Install and activate Login IP & Country Restriction plugin.
Please refer to our tutorial if you are not yet familiar with WordPress plugin installation.
Using Login IP & Country Restriction WordPress plugin
After you successfully install and activate the plugin go to its settings.
You will notice that you can limit the IP by country, too.
For instance, we had a lot of attacks from India (on PremiumCoding) at one point, so we just restricted all visitors from there to prevent further attacks.
To restrict certain IP addresses click on the IP restriction tab.
You will notice that you have two options.
You can either ALLOW specific IPs or BLOCK them.
Both options can be useful if you know how to use them. (It’s easy!)
To restrict every IP address, but the select few, simply add all your team members’ IPs to the Allow specific IPs field.
On the other hand, if you are only having issues with a few ANNOYING hackers and you can see their IPs, you can block them here.
Limit IP access by country
Restricting by country can be useful if you see attacks only from specific parts of the world.
Or if you have a local business, you can block the rest of the world as you don’t really need visits from there.
If that is the case it’s much faster to disable certain countries and forget about suspicious activity altogether.
AND you’re done.
Your website is now much safer and you don’t have to worry about hackers trying to get through your WordPress administration login.
FAQs About Restricting WordPress Admin Access
What is IP address restriction in WordPress?
IP address restriction allows you to limit access to your WordPress admin area by only allowing specific IP addresses to log in. This enhances security by preventing unauthorized access.
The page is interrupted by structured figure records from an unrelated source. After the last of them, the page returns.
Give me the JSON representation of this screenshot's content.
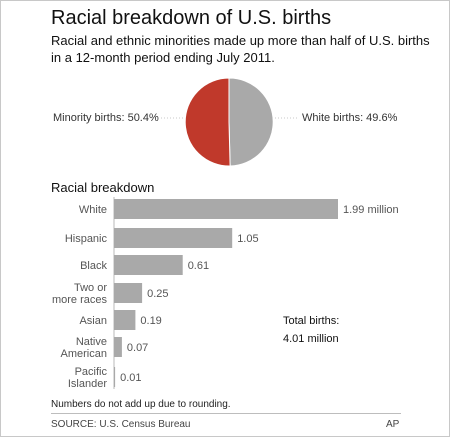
{
  "title": "Racial breakdown of U.S. births",
  "subtitle": "Racial and ethnic minorities made up more than half of U.S. births in a 12-month period ending July 2011.",
  "footnote": "Numbers do not add up due to rounding.",
  "source": "SOURCE: U.S. Census Bureau",
  "credit": "AP",
  "colors": {
    "minority": "#c0392b",
    "white": "#a9a9a9",
    "bar": "#a9a9a9",
    "leader": "#c8c8c8"
  },
  "chart_data": [
    {
      "type": "pie",
      "slices": [
        {
          "name": "Minority births",
          "label": "Minority births: 50.4%",
          "value": 50.4,
          "color": "#c0392b"
        },
        {
          "name": "White births",
          "label": "White births: 49.6%",
          "value": 49.6,
          "color": "#a9a9a9"
        }
      ]
    },
    {
      "type": "bar",
      "orientation": "horizontal",
      "title": "Racial breakdown",
      "categories": [
        "White",
        "Hispanic",
        "Black",
        "Two or more races",
        "Asian",
        "Native American",
        "Pacific Islander"
      ],
      "category_lines": [
        [
          "White"
        ],
        [
          "Hispanic"
        ],
        [
          "Black"
        ],
        [
          "Two or",
          "more races"
        ],
        [
          "Asian"
        ],
        [
          "Native",
          "American"
        ],
        [
          "Pacific",
          "Islander"
        ]
      ],
      "values": [
        1.99,
        1.05,
        0.61,
        0.25,
        0.19,
        0.07,
        0.01
      ],
      "value_labels": [
        "1.99 million",
        "1.05",
        "0.61",
        "0.25",
        "0.19",
        "0.07",
        "0.01"
      ],
      "unit": "million",
      "annotation": {
        "label": "Total births:",
        "value": "4.01 million"
      }
    }
  ]
}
How do I restrict WordPress admin access to specific IP addresses?
You can restrict access by editing the “.htaccess” file in your WordPress directory or using security plugins that offer IP whitelisting features.
Can I restrict admin access without using plugins?
Yes, by editing the “.htaccess” file and adding rules that deny access to the wp-admin directory for all IP addresses except those you specify.
Is it possible to restrict access to multiple IP addresses?
Yes. You can list multiple IP addresses in the “.htaccess” file or in the settings of a security plugin that supports multiple entries.
What if my IP address changes frequently?
If your IP changes often, IP restriction might not be ideal. Alternatively, use two-factor authentication for a similar level of security.
How do I find my IP address to whitelist it?
You can find your IP address by visiting a website like “whatismyip.com” or through your network settings.
What should I do if I get locked out of my WordPress admin?
If locked out, access your website via FTP or your hosting control panel and modify the “.htaccess” file to remove the restrictions or correct the IP address.
Can I restrict access to specific pages in the admin area?
Yes, plugins like Adminimize let you hide menu items and sections for different user roles.
How can I prevent unauthorized login attempts?
Use security plugins like Wordfence or Loginizer to limit login attempts and add CAPTCHA to your login page.